Política

Leyva acusa al Gobierno Petro de un supuesto plan para sabotear a De La Espriella

Hace 5 horas

Álvaro Leyva volvió a sacudir el tablero político al denunciar un supuesto plan del gobierno de Gustavo Petro para sabotear a Abelardo De La Espriella. La acusación, que según el exministro provendría de distintas carteras, abre un nuevo frente de tensión en medio de la polarización.

Álvaro Leyva, excanciller y uno de los protagonistas más polémicos del círculo político reciente, lanzó una acusación que vuelve a poner al gobierno de Gustavo Petro bajo escrutinio: aseguró que existiría un supuesto plan desde varias dependencias oficiales para afectar a Abelardo De La Espriella. Según informó El Tiempo - Política, Leyva habló de una presunta “operación de sabotaje”, una denuncia que, por su gravedad, no solo añade ruido al debate público sino que profundiza las sospechas sobre el uso del poder estatal en medio de la confrontación política.

De acuerdo con lo revelado por el exfuncionario, la denuncia no saldría de un único despacho sino de diferentes ministerios, lo que eleva la inquietud sobre la posible articulación de acciones institucionales contra un adversario incómodo para el Gobierno. Leyva no aportó, al menos en la información conocida hasta ahora, evidencia pública que permita verificar de inmediato el alcance de sus señalamientos, pero sí instaló en la discusión una pregunta de fondo: si lo que describe tiene sustento, estaríamos ante un caso que tocaría los límites entre la disputa política legítima y el uso indebido de la maquinaria estatal.

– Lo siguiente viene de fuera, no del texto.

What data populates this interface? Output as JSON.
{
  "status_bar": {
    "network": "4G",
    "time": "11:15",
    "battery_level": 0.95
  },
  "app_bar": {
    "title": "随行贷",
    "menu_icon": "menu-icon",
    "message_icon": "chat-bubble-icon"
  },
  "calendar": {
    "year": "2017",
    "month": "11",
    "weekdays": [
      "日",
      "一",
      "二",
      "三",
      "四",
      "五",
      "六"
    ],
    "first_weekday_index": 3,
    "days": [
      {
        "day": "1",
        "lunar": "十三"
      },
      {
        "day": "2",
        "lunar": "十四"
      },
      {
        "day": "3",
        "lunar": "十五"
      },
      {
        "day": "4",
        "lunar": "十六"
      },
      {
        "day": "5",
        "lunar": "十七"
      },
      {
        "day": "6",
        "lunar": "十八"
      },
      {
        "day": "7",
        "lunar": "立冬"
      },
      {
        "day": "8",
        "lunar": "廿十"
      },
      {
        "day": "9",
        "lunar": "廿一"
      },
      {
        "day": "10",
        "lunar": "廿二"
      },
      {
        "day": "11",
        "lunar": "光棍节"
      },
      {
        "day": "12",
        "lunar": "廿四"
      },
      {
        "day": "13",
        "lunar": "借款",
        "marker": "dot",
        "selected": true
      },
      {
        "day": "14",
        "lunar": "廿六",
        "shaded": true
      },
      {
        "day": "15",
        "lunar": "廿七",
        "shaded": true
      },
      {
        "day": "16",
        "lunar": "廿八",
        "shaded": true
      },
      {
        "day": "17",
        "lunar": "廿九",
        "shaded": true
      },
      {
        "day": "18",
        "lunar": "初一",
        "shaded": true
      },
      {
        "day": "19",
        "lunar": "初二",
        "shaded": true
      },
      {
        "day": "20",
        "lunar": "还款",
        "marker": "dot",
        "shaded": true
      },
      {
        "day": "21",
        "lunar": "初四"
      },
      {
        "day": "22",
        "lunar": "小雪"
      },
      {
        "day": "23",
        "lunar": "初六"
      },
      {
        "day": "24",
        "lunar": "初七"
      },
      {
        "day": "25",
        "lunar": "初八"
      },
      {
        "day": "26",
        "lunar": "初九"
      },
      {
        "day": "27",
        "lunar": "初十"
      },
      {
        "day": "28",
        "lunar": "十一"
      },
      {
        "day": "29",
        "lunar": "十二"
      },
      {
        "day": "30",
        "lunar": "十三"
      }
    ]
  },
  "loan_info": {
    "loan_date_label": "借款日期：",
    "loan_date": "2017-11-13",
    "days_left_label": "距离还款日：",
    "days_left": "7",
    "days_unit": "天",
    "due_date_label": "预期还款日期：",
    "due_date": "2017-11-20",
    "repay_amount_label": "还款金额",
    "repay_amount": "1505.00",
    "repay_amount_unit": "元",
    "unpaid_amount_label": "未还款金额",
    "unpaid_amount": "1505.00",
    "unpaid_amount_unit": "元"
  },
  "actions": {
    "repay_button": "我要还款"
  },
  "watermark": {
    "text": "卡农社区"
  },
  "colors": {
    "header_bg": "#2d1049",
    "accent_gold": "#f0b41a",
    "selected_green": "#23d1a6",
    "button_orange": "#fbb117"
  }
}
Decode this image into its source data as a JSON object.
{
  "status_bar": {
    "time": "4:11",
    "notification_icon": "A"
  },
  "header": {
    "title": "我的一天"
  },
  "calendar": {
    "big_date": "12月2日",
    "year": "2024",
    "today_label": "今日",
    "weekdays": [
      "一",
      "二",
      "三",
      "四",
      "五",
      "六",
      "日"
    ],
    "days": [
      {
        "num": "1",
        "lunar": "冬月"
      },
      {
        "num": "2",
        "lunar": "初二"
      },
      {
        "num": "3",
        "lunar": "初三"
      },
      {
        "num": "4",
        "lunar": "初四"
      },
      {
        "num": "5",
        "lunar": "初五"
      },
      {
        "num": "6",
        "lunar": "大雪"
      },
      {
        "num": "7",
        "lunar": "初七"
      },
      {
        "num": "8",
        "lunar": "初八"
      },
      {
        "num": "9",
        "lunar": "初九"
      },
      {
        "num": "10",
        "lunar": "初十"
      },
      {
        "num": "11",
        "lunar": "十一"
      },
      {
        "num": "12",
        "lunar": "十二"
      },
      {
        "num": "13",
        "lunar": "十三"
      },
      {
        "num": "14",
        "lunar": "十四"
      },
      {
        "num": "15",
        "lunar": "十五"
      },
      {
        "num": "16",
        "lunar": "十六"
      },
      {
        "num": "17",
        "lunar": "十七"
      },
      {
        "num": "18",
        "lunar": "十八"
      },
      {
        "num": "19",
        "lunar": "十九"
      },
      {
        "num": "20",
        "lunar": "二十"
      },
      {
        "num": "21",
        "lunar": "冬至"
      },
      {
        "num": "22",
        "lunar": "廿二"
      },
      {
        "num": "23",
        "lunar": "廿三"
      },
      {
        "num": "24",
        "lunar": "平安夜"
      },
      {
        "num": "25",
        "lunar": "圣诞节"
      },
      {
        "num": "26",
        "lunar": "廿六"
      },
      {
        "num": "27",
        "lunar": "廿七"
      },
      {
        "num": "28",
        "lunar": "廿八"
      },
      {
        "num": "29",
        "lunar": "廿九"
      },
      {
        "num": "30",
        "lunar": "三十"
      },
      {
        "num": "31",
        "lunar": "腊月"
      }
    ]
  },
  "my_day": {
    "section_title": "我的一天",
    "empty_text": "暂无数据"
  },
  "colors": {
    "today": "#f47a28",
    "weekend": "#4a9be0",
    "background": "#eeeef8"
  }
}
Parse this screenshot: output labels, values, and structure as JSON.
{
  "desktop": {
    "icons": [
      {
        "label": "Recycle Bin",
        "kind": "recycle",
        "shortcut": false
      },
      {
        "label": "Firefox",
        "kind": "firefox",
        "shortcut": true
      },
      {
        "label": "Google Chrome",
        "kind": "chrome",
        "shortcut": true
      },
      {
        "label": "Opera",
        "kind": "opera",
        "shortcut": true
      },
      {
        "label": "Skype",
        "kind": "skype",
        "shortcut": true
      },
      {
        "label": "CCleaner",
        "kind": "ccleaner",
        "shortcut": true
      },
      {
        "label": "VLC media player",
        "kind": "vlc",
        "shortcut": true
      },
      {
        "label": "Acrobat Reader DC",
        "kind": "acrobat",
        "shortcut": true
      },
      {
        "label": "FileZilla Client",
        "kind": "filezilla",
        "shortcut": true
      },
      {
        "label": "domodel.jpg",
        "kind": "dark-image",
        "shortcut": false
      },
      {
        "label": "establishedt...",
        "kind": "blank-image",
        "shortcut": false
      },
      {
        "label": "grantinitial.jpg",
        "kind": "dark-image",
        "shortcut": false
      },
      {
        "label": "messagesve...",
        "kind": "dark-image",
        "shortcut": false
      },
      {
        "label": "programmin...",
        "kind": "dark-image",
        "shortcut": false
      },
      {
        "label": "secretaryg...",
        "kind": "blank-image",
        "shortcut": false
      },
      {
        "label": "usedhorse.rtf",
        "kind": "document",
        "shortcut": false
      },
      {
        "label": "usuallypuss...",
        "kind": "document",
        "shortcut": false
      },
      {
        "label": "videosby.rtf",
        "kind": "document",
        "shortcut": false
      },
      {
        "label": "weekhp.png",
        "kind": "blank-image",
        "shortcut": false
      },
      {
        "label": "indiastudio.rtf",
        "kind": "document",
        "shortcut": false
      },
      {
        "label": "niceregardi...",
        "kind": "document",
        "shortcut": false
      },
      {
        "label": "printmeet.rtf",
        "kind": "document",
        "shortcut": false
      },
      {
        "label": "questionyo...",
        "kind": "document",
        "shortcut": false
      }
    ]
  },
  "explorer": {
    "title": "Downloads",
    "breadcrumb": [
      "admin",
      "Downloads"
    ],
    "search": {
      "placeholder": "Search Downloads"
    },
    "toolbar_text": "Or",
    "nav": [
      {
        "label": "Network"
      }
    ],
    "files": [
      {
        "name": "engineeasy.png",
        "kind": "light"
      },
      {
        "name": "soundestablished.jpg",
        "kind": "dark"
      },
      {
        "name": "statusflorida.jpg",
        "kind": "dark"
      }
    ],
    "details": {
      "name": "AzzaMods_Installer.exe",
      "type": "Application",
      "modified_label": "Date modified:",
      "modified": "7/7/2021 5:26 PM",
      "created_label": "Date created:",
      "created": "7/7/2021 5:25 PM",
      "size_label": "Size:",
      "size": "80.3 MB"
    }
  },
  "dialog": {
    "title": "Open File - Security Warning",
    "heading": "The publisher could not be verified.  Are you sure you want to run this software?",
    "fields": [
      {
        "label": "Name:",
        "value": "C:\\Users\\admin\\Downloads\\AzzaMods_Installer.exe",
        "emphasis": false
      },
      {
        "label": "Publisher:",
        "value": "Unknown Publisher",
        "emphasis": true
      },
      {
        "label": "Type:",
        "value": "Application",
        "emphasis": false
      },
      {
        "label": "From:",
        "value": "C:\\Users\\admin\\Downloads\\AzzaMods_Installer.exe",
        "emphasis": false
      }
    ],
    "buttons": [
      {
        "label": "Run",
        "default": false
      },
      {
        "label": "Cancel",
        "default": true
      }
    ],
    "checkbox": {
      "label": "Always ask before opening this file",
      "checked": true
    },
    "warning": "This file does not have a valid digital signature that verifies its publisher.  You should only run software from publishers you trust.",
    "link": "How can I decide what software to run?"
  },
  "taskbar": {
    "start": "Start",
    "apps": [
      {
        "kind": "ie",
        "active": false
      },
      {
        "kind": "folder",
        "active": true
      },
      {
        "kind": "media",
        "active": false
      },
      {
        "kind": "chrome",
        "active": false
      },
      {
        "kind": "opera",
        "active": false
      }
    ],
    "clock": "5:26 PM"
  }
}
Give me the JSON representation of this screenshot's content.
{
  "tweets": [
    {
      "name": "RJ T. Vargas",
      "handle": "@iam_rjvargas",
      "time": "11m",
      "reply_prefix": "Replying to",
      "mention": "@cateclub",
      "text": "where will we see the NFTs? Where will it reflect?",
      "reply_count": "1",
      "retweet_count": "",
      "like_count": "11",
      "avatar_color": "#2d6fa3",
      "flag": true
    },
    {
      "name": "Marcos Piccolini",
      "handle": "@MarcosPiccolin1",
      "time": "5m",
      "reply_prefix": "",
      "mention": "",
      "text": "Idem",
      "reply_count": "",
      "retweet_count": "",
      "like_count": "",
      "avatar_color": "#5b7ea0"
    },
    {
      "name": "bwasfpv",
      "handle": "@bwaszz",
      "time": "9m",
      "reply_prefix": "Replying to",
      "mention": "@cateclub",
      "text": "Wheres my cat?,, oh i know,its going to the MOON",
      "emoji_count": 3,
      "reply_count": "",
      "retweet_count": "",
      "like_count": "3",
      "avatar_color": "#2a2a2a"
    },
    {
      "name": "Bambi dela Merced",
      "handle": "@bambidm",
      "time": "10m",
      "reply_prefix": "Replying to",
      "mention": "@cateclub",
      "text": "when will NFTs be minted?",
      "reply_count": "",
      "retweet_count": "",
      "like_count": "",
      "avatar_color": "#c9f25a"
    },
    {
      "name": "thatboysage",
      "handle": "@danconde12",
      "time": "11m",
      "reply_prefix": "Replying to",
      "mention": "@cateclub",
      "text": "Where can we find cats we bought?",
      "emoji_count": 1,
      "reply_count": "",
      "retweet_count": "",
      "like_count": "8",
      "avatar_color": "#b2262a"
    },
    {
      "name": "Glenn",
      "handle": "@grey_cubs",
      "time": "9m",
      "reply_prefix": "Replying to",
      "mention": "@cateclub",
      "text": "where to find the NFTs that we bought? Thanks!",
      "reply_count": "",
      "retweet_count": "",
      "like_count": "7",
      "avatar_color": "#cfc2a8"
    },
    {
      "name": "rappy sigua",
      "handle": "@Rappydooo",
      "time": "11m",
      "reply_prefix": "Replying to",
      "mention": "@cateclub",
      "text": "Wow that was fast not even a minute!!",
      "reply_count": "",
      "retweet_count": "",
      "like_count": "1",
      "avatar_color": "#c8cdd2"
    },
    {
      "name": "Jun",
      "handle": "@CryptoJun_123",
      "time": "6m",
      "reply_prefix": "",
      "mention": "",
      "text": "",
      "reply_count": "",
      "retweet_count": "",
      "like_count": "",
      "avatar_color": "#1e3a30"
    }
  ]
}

El episodio importa porque Colombia vive desde hace años una erosión de confianza en sus instituciones, alimentada por la sensación de que el poder se usa para castigar, premiar o neutralizar rivales. En ese contexto, cualquier denuncia sobre supuestas maniobras de sabotaje —más aún si involucra ministerios— impacta no solo la imagen del Gobierno, sino también la credibilidad de la administración pública. Y aunque por ahora se trata de una acusación en boca de un exfuncionario con trayectoria y también con cuentas políticas pendientes, el señalamiento obliga a mirar con atención si habrá respuestas oficiales, desmentidos formales o investigaciones que aclaren si detrás de este nuevo pulso hay hechos verificables o una nueva batalla de narrativa.

Más allá del nombre de Abelardo De La Espriella, la controversia revela algo más profundo: la política colombiana sigue atrapada en una lógica de confrontación donde las denuncias, ciertas o no, terminan ocupando el centro de la agenda. Para la ciudadanía, el riesgo es evidente: cuando se instala la percepción de que el Estado actúa como aparato de retaliación, se debilita la idea misma de institucionalidad. Y eso, en un país ya fatigado por la desconfianza, pesa tanto como cualquier escándalo inmediato.